Now, Ramirez is the one to wake her son, Aaron, up for school. He’s a second-grader at Mother Jones, and one of Brown’s students.
Lately, Ramirez has felt a little like one of Brown’s students, too. She sits by him during his ESOL classes in case he needs help. She also even took an ESOL class at Prince George’s Community College for two months so that she could better help him.
Evylyn Quiñones, the principal of Mother Jones, says other parents have taken similar steps to help their children who are English language learners.
“It’s been an eye opener for everybody because now they feel more connected,” Quiñones said. “We see our parents reaching out and getting very engaged in what we’re doing. Sometimes they’re just standing right there next to the kid, just to see how everything is going and making sure that the kid is doing what they’re supposed to do.”
At the beginning, it was difficult and frustrating to adapt to online school, Ramirez said. Sometimes, she and Aaron would have trouble logging in to class or their internet connection would fail. Then, they’d have to move to the living room. It could get crowded, she said, as her apartment is small and she and Aaron live with three other people.
But little by little, Aaron and his mother got more used to the online systems. It seemed to Ramirez that Aaron learned more in the online environment than he did while he was taking in-person classes. He even got to be the student of the month in December, she said.
But things got tough when Ramirez and her brother-in-law tested positive for COVID-19 in the same month and had to isolate. Then, the apartment seemed even smaller.

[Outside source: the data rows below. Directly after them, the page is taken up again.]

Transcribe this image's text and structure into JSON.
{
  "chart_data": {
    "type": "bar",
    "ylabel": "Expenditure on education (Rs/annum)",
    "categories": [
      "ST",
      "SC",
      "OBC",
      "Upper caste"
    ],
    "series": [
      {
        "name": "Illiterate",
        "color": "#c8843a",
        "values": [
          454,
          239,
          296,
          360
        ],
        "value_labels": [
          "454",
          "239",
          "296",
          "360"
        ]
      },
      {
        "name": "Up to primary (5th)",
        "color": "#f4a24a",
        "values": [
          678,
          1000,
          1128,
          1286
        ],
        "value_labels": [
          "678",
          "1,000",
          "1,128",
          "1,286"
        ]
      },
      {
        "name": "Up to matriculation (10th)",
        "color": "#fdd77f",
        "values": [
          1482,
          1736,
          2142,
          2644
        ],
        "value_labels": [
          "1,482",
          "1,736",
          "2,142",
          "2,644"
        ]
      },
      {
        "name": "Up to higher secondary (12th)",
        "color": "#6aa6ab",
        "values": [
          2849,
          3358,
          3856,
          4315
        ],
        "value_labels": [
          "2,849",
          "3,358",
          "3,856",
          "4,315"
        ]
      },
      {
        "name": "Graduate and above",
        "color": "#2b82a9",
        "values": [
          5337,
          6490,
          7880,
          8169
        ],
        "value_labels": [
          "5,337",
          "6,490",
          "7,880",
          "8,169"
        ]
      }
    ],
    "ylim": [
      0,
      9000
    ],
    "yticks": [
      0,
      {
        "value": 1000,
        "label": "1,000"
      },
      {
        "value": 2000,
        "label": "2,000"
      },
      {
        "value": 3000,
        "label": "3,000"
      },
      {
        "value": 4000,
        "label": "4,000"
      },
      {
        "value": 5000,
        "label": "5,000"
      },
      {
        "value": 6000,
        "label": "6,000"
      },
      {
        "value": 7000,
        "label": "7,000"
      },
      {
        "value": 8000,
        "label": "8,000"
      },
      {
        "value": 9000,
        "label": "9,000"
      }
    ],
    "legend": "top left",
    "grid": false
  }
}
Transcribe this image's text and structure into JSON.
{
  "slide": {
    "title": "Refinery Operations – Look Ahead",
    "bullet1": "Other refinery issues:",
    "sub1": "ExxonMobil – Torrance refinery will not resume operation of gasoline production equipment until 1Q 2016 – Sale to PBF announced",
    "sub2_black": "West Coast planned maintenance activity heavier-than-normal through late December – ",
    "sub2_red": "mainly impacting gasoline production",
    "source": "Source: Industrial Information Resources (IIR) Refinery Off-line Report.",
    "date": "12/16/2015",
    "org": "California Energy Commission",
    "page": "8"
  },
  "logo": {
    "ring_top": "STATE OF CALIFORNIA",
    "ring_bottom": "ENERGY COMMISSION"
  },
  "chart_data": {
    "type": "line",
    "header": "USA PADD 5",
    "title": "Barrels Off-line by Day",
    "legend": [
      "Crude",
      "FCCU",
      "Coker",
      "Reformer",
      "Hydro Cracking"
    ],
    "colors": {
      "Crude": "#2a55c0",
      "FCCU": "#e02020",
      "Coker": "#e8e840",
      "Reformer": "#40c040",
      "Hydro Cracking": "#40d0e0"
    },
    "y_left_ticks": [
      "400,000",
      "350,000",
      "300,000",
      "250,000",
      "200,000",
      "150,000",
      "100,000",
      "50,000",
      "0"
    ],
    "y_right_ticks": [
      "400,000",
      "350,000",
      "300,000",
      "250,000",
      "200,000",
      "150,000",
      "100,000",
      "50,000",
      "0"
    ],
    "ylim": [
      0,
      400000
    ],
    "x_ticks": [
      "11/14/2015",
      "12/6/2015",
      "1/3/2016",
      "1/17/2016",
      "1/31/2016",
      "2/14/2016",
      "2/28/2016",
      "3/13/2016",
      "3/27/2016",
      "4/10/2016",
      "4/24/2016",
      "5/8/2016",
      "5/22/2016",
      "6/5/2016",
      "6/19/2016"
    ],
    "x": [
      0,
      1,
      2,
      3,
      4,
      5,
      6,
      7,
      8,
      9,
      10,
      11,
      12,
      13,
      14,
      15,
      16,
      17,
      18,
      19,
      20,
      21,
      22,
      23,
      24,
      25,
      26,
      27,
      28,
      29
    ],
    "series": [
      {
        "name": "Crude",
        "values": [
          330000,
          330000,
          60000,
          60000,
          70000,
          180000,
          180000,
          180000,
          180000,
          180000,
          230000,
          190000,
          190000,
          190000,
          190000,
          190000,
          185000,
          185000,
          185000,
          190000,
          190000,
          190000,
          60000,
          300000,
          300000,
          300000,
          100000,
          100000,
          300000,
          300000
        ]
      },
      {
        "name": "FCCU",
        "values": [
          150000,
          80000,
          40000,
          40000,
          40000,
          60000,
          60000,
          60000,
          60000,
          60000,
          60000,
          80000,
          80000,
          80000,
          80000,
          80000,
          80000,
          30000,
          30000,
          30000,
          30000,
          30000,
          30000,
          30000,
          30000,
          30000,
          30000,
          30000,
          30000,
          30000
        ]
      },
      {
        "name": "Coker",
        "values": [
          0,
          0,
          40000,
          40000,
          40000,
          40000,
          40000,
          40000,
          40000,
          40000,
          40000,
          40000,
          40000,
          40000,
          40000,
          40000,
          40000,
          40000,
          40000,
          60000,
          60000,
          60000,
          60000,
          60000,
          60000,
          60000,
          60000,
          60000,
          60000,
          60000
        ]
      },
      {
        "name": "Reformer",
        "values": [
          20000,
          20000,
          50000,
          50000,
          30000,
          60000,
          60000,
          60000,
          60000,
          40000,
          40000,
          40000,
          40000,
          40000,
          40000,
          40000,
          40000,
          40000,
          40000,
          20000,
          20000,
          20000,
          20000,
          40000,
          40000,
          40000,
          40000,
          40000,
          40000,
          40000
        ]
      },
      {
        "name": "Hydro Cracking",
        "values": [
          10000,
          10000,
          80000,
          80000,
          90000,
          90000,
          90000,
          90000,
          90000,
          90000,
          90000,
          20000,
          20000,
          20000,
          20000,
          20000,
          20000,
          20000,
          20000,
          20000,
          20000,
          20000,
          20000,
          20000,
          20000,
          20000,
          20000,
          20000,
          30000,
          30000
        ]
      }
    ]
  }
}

She and her brother-in-law stayed in their rooms, whereas her husband, son and mother-in-law stayed in the living room. Initially, Aaron didn’t understand what was going on. Ramirez had to explain to him what the disease even was.
It was hard for her son, Ramirez said. He couldn’t hug his mother. Instead, he would leave her notes under the door.
“It was something I’ll never forget,” she said in Spanish. “It marked my heart very much.”
When it came time for Ramirez to decide whether to send Aaron back to school, she chose not to. At that point, her mother-in-law — who is over 65 — hadn’t even gotten her first dose of the vaccine yet. They can’t risk getting her sick, she said.
Instead, they will wait until next year. It will be good for Aaron to return to school to learn, meet and play with friends and interact with his teachers. He wants to continue learning, Ramirez said, absorbing knowledge like a sponge.
But when Aaron does return, it will almost feel like she will stop going to school, she said. She was learning, too. But now, she is taking culinary classes at Prince George’s Community College. Her classes, which are in English, have helped her with her vocabulary.
“Just like everyone, our world changed too. But we got to the point where we realized that when life goes on, we have to go on too,” Ramirez said in Spanish. “Day by day, we have to adapt.”